Anyone have any thoughts on this
nerd.gif
Why not major in MIS or something so you can get both IT and business exposure in your curriculum without having to minor? I dont think a minor is worth the costs
 
Last edited:
An MBA is only worth it if you are trying to move into senior management or you majored in something useless and need to change careers
 
Anybody mess with biomedical informatics? Can get the MS online in as little as 18 months.
 
Got a senior business analyst interview coming up next week. Im underqualified in terms of the yearly requirements but Ive had experience doing everything listed in the duties/responsibilities section. Hopefully I can get it and get fat pay jump. Googled up the Sr BA salary for the company and it was averaging $125k but I dont think Im worth that much right now lol.
 
Last edited:
Got a senior business analyst interview coming up next week. I think Im underqualified in terms of the yearly requirements but Ive had experience doing everything listed in the duties/responsibilities section. Hopefully I can get it and get fat pay jump. Googled up the Sr BA salary for the company and it was averaging $125k but I dont think Im worth that much right now lol.

Good luck.

Even without the years of experience just tell them what the projects were where you used the skills, and how involved in it you were.
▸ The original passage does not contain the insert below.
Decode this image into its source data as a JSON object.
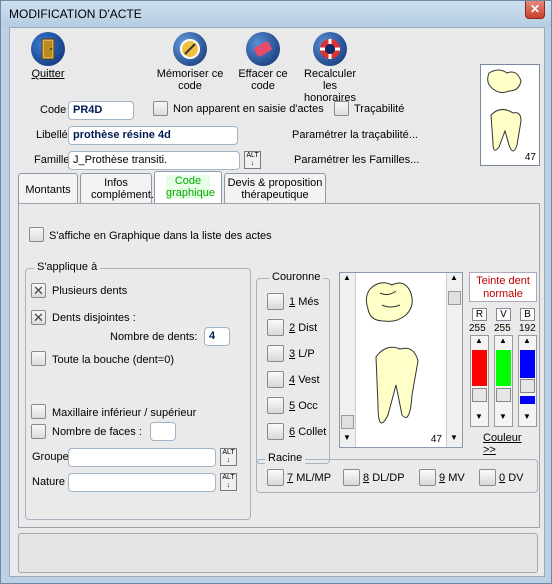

Did they discuss compensation before the interview was set up? If not shoot for that average when you're done. Just tell them you see the average is 120k and you want to start from there, but you're willing to negotiate with benefits etc. They'll probably try to give you under based on years of experience though.
 
At a crossroads where I'm debating getting an AS in Computer Information Systems from the local CC or just getting my min requirements and pushing for a Masters. Been looking at the background and curriculum and feel that I'm nowhere near what they're expecting for Master's degree candidates. Also, cost plays a major factor where I know I can swing paying for a few classes to get the AS out of pocket but can't really afford the Master's programs and don't think I'd get the loans.
 
Good luck.

Even without the years of experience just tell them what the projects were where you used the skills, and how involved in it you were.

Did they discuss compensation before the interview was set up? If not shoot for that average when you're done. Just tell them you see the average is 120k and you want to start from there, but you're willing to negotiate with benefits etc. They'll probably try to give you under based on years of experience though.
We havent discussed compensation at all. It just a number I pulled from Glassdoor. You think I should ask for that average (120k) even if I dont think my skills or knowledge are worthy of that yet?